HO CHI MINH CITY, VIETNAM — Typhoon Yagi, which hit Vietnam earlier this month, exposed the country’s lack of preparedness for extreme weather and raised concerns more storms could hit the country this rainy season, experts told VOA.
The storm hit northern Vietnam September 7. It resulted in 292 deaths. Thirty-eight people remain missing and over 73,000 homes have been flooded, authorities say. In northwestern Lao Cai province, an entire hamlet was swept away in a landslide on September 12, killing 30 people, while dozens are still missing.
Presiding over a conference on the aftermath of the typhoon this week, Prime Minister Pham Minh Chinh honed in on the need for accurate forecasting, timely communication and swift, effective decision-making.
“We have tried our best. We’ve sought the best solutions available in these circumstances, but no loss can compensate for the lives lost and the suffering of the people,” he said September 15.
A 33-year-old Lao Cai schoolteacher called the storm’s impact on his community devastating.
“My colleagues’ houses collapsed and their furniture floated away. Three or four of my students have family members who died from the landslide. Other students’ houses got flooded,” he told VOA in Vietnamese on September 18, asking to withhold his name due to the sensitivity of speaking to the media.
“After the flood receded, the mud was up to my chest,” he said.
The Natural Resources and Environment Ministry said Sunday that northern and north-central Vietnam may face one or two more typhoons before the end of September and there’s still danger of landslides.
“Even as rains subside, landslide risks remain high, especially on the slopes of mountainous regions in the north,” the ministry stated.
With heavy rains and rising water levels in the upper Mekong region, Vietnam’s Southern Institute for Water Resources Planning issued a flood warning Monday for low-lying and riverside areas in the southern provinces of An Giang, Dong Thap, and Long An.
Brian Eyler, director of the Stimson Center’s Southeast Asia Program in Washington and co-lead of the Mekong Dam Monitor, warned that the country will face more extreme weather.
“Storms like Yagi will only become more frequent. It’s also possible that another one, two, or three will happen this wet season,” he told VOA by phone September 13.
“Communities are still not ready and it is the responsibility of governments or international aid organizations to help these communities to better prepare,” he said.
Unprepared
Despite more than a week of advance warning, locals were poorly prepared for the typhoon, Eyler said.
“Communities were not prepared for this and neither were government response mechanisms in any of the countries that were impacted,” he said.
Eyler saw on social media that people were on boats in Halong Bay in northern Vietnam during the storm, people were standing next to glass windows and doors that could easily swing open, and in China, people stood in line at amusement parks during the storm.
“There’s a large gap in emergency early-warning messaging from the government and then just a general lack of preparedness about what one should do as an individual during a time of extreme crisis,” Eyler said.
The Lao Cai teacher said people in his town had been warned about the incoming typhoon but did not expect the severity of the storm.
“There was notice but the damage was not completely avoided,” he said. “We did not predict such a strong storm.
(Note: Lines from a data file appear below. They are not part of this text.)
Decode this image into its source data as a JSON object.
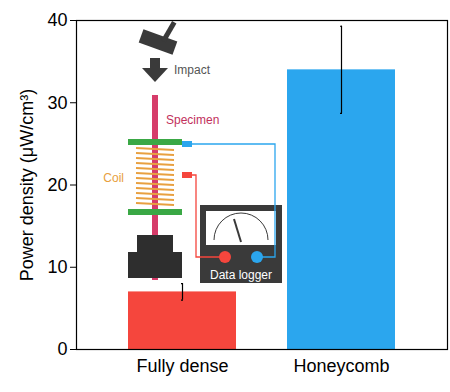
{
  "chart_data": {
    "type": "bar",
    "categories": [
      "Fully dense",
      "Honeycomb"
    ],
    "values": [
      7.0,
      34.0
    ],
    "errors": [
      1.0,
      5.3
    ],
    "colors": [
      "#f5463d",
      "#2ba6ee"
    ],
    "ylabel": "Power density (μW/cm³)",
    "ylim": [
      0,
      40
    ],
    "yticks": [
      0,
      10,
      20,
      30,
      40
    ],
    "annotations": [
      "Impact",
      "Specimen",
      "Coil",
      "Data logger"
    ]
  }
}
There has never been such a strong storm.”
Vulnerable hit hardest
Eyler said that during a climate change-intensified disaster like Typhoon Yagi, the effects are “amplified much more on the poorer and vulnerable people.”
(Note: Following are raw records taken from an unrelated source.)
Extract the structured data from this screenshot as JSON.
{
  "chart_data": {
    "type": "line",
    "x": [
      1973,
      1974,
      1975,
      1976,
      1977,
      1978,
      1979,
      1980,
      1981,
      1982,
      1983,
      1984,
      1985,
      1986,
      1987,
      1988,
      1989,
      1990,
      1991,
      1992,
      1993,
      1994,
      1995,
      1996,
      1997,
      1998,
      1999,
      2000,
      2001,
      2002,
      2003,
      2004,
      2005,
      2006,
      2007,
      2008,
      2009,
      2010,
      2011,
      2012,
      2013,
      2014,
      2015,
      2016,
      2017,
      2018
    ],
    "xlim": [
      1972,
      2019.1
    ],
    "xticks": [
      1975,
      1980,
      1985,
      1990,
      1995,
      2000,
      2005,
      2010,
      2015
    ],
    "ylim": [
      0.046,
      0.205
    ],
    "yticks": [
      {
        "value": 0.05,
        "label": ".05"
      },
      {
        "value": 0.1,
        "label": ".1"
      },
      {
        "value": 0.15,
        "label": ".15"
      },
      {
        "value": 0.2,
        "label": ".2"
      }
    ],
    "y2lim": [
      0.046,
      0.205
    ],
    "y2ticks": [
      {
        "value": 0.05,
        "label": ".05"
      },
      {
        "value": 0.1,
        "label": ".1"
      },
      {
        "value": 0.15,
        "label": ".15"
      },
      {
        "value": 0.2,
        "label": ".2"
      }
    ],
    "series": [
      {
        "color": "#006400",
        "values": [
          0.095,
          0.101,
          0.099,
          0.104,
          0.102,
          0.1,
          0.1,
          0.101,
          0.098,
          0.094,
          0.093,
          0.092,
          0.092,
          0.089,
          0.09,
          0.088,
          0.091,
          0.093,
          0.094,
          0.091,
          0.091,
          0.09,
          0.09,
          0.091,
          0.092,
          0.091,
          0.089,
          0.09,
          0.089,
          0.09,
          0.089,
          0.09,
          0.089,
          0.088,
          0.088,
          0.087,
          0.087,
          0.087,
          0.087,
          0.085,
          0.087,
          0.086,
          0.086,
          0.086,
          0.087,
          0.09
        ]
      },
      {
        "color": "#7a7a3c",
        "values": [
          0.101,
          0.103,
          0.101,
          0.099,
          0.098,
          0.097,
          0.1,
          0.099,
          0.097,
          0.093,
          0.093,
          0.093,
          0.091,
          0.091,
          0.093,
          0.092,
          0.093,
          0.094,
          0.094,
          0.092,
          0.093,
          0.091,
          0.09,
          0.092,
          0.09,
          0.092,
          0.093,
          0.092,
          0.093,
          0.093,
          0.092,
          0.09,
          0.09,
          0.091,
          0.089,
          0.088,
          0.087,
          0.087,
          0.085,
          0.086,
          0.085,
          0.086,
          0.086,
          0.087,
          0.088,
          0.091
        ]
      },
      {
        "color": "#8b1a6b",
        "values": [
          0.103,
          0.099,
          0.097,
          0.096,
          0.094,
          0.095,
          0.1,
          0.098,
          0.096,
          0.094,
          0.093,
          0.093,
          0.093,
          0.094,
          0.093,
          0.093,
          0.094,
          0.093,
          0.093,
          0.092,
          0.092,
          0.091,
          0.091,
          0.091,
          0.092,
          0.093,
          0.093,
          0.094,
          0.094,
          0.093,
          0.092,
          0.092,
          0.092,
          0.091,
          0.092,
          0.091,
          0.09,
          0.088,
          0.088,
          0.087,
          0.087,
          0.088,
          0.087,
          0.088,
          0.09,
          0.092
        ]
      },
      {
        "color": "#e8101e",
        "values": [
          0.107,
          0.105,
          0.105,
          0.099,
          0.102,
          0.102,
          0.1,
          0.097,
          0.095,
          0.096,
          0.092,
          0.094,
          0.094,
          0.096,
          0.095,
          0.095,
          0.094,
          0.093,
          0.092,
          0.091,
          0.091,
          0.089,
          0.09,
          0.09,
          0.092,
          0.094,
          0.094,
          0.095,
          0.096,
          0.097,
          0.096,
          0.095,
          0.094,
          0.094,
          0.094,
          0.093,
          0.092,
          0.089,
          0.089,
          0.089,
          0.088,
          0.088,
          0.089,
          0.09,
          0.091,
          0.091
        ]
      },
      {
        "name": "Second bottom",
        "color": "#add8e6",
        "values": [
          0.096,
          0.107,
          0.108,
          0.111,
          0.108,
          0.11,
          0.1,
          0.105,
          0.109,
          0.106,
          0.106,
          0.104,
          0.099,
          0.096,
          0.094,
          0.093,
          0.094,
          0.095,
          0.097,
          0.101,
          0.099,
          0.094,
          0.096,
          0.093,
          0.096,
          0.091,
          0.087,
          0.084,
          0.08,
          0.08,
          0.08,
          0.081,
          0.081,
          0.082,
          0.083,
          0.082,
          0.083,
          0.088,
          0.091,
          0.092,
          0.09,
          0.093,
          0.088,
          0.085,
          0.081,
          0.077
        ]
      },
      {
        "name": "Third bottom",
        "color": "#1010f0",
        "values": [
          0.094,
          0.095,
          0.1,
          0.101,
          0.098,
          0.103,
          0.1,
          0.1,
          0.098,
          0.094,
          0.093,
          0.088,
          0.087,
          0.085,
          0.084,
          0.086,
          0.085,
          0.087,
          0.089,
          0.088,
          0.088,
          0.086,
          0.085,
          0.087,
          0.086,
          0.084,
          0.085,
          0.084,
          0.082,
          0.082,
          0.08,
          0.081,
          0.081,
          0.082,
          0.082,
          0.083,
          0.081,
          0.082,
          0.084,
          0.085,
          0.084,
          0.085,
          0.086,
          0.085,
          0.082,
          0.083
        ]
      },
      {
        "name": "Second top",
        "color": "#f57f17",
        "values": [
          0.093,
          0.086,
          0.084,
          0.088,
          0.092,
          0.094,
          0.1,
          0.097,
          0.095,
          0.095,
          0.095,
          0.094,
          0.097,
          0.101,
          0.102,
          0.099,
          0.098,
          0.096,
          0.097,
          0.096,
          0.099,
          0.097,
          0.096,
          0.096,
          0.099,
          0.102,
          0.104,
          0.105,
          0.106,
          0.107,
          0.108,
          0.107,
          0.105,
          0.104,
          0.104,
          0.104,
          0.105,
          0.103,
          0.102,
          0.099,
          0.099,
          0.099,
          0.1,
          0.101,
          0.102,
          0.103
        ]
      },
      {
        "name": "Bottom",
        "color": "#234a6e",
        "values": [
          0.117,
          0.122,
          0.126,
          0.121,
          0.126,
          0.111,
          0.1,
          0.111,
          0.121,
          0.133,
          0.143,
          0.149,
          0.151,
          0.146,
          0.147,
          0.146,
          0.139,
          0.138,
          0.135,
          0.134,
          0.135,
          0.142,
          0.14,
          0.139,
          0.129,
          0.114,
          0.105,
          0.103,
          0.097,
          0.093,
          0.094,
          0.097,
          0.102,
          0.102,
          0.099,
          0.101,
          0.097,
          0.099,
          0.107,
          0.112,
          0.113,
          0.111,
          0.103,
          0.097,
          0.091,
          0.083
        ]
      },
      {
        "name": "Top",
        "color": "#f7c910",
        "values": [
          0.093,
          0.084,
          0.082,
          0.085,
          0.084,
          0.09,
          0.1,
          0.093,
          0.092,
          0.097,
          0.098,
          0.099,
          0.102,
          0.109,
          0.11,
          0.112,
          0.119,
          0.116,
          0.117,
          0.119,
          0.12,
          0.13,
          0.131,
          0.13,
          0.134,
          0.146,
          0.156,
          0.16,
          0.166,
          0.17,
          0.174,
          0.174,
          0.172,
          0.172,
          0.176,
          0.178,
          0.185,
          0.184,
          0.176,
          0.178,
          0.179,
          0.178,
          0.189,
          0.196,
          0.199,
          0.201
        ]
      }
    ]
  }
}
“Those who were killed or those who were injured were out and about during the storm,” he said. “They couldn’t afford to stop what they are doing because they need to carry on their livelihoods.”
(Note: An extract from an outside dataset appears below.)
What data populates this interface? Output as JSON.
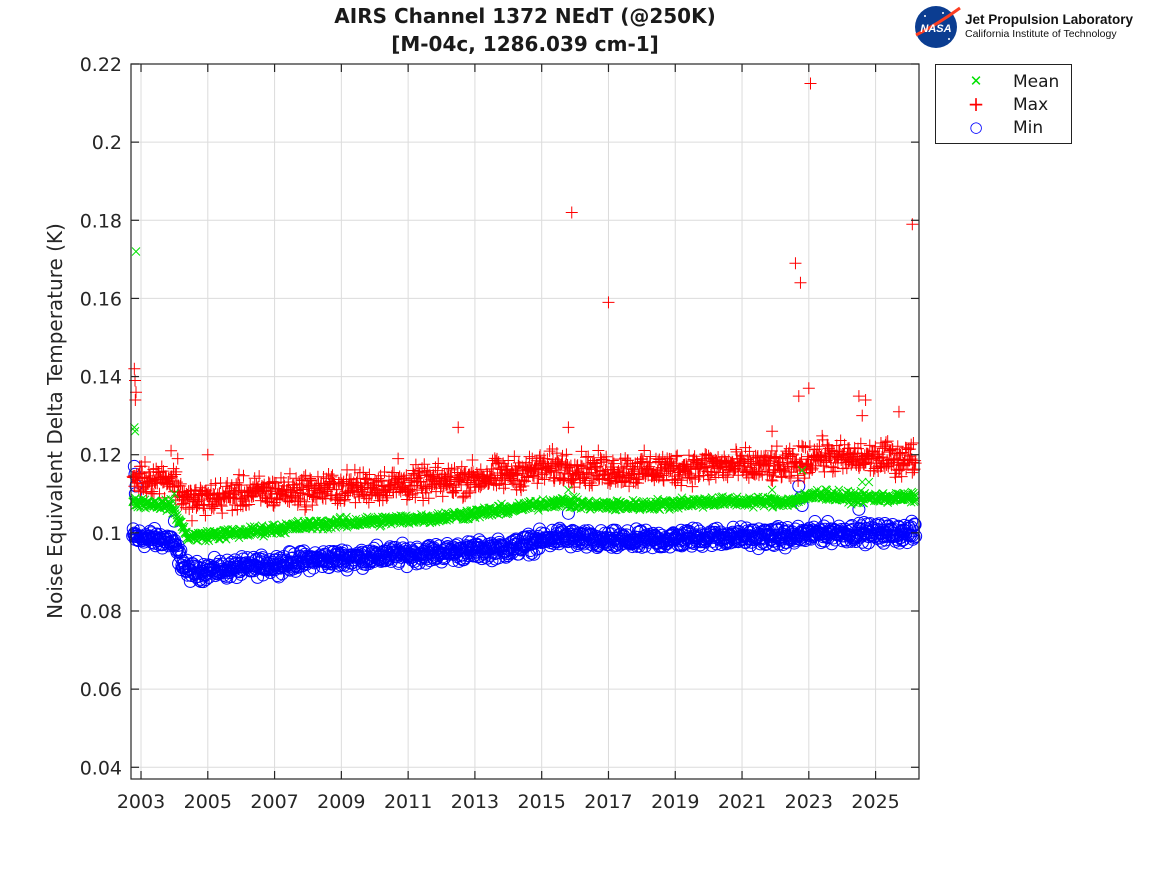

Mimi Vu, a Ho Chi Minh City-based migration and trafficking expert, said that people who depend on day-to-day earnings are at greatest risk.
“For them to stop working means that they’re not able to put food on the table,” she said by phone Wednesday. “It’s a matter of survival for a lot of them and they’re willing to take the risk or to support their families.”
Vu said efforts to fight global warming are going too slowly to keep up with the needs of many affected by extreme weather.
“We’re trying to reduce greenhouse gas emissions… but it’s not happening fast enough and by enough influential entities to make a difference right now,” she said.
We need to help “these underserved communities prepare for the worst that’s coming,” she added. “Efforts have to be increased now in changing the way we live and operate in the world so that we can lessen the impact.”
A woman in her 30s in Bac Giang province told VOA she is helping to get necessities to people in Van Ha commune, a village in the Viet Yen district of Bac Giang, which has been isolated by floods and without power for a week.
“I work for the government and we are helping the people here,” she said in Vietnamese on September 14, asking to withhold her name. “My duty is supporting other relief groups such as how to get into the village and how to transport food and goods.”
Eyler said that governments need to increase data sharing to mitigate the impact of natural disasters and upstream dams in China and the damming of Southeast Asia’s river systems more broadly increase the dangers of storms.
“The uses of dams are often described as having the potential for flood control but when these major events happen like this I think the myth of dams as flood control really comes undone,” he said. “[Dams] exacerbate risks for vulnerable communities downstream.”